Su-vastika Lithium LifePO4 battery

* User Benefits:
* Accurate Battery Level Indication: Provides users with a reliable estimate of how much battery life remains, allowing them to charge or discharge battery accordingly.
* LCD indication and IOT display: Knowing the true state of charge helps users trust their devices and one can use the battery accordingly. Now a days LCD on the battery or IOT based bluetooth and Wi-Fi based BMS are available which gives the value on the mobile phone or computers etc.

Settable State of Charge: Now a days BMS has the capability to change the values of SOC based on the life of the battery as it helps to increase the life of the battery if we can change the voltages of maximum charge and Low cut off of the Lithium battery according to the chemistry of the battery cell.
There are several methods to estimate SOC, each with its own advantages and drawbacks:
* Coulomb Counting: This method integrates the measured current flowing into or out of the battery over time to determine the amount of charge consumed or supplied. It’s generally accurate but can be only used when battery is being charged or discharge taking in to consideration of BMS self consumption. But when the battery is in idle condition this method becomes ineffective.
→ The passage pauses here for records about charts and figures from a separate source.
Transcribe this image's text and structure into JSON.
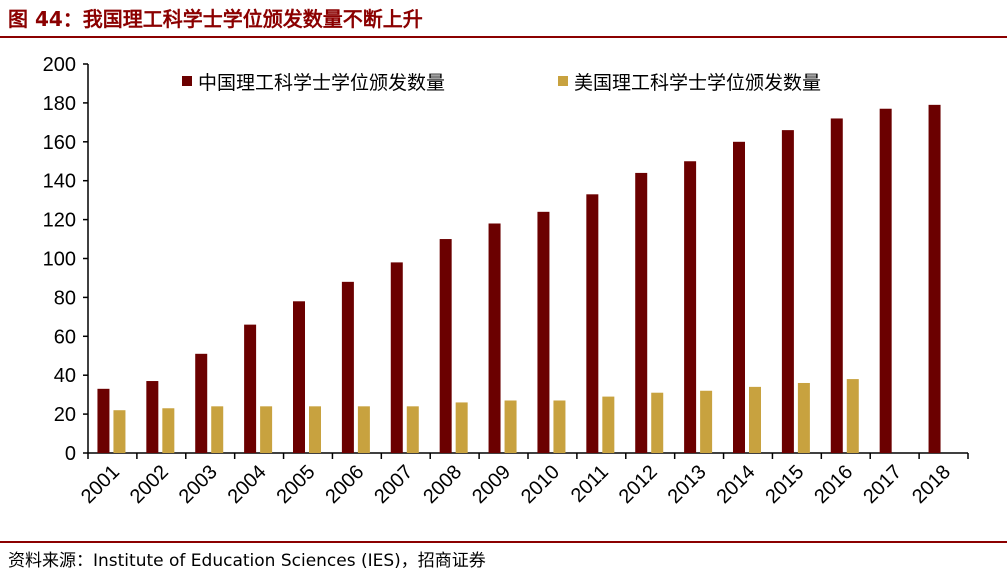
{
  "figure": {
    "title": "图 44：我国理工科学士学位颁发数量不断上升",
    "source": "资料来源：Institute of Education Sciences (IES)，招商证券"
  },
  "colors": {
    "china": "#6b0000",
    "us": "#c8a23f",
    "accent": "#8b0000"
  },
  "chart_data": {
    "type": "bar",
    "title": "",
    "xlabel": "",
    "ylabel": "",
    "ylim": [
      0,
      200
    ],
    "yticks": [
      0,
      20,
      40,
      60,
      80,
      100,
      120,
      140,
      160,
      180,
      200
    ],
    "grid": false,
    "legend_position": "top",
    "categories": [
      "2001",
      "2002",
      "2003",
      "2004",
      "2005",
      "2006",
      "2007",
      "2008",
      "2009",
      "2010",
      "2011",
      "2012",
      "2013",
      "2014",
      "2015",
      "2016",
      "2017",
      "2018"
    ],
    "series": [
      {
        "name": "中国理工科学士学位颁发数量",
        "color": "#6b0000",
        "values": [
          33,
          37,
          51,
          66,
          78,
          88,
          98,
          110,
          118,
          124,
          133,
          144,
          150,
          160,
          166,
          172,
          177,
          179
        ]
      },
      {
        "name": "美国理工科学士学位颁发数量",
        "color": "#c8a23f",
        "values": [
          22,
          23,
          24,
          24,
          24,
          24,
          24,
          26,
          27,
          27,
          29,
          31,
          32,
          34,
          36,
          38,
          null,
          null
        ]
      }
    ]
  }
}
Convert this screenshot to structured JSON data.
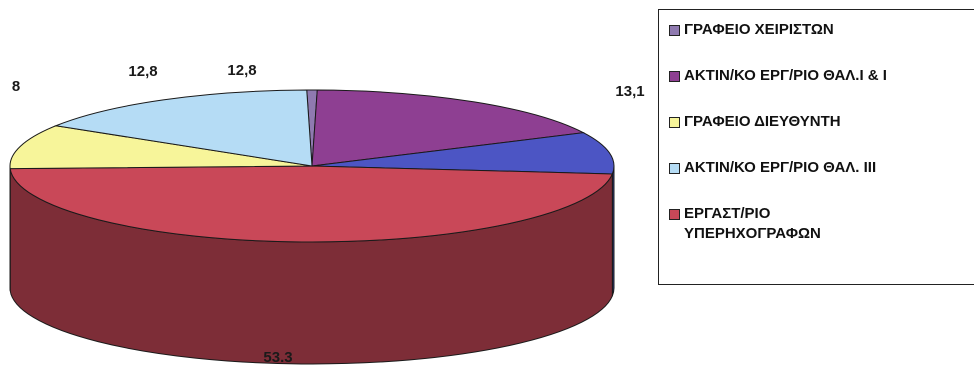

* Open-Circuit Voltage (OCV) Method: This method relies on the relationship between the battery’s voltage and its state of charge. Every battery is defined State of charge as per the voltage measured across the terminals. The Lithium LifePO4 and Lithium NMC has different voltages when they are being measured. However, it requires the battery to be in a resting state for accurate measurements.
* Voltage-Based Methods: These methods use real-time voltage measurements to estimate SOC. They are simpler to implement but can be less accurate than other methods, especially under dynamic load conditions.
* Hybrid Methods: These methods combine multiple techniques, such as Coulomb counting and voltage measurements, to improve accuracy and robustness.
Challenges in SOC Estimation
* Battery Aging: As batteries age, their internal chemistry changes, affecting the relationship between voltage and SOC. This can lead to inaccurate estimations.
* Temperature Effects: Temperature variations can significantly impact battery voltage and internal resistance, affecting SOC accuracy.
* Dynamic Load Conditions: Rapid changes in current draw can make it difficult to accurately track the amount of charge consumed or supplied.
Advancements in SOC Estimation
Researchers are continuously developing more sophisticated algorithms and techniques to improve SOC estimation accuracy, including:
* Artificial Intelligence (AI) and Machine Learning: AI-powered models can learn complex relationships between battery parameters and SOC, leading to more accurate and adaptive estimations.
* Latest technology : Improved Sensors and Measurement Techniques which has the standard voltages and current along with the IR measurements which is very accurate and can measure the cycle life based on the changing IR, voltages and current discharge conditions. More precise current sensors and advanced voltage measurement techniques are being developed to improve the accuracy of input data.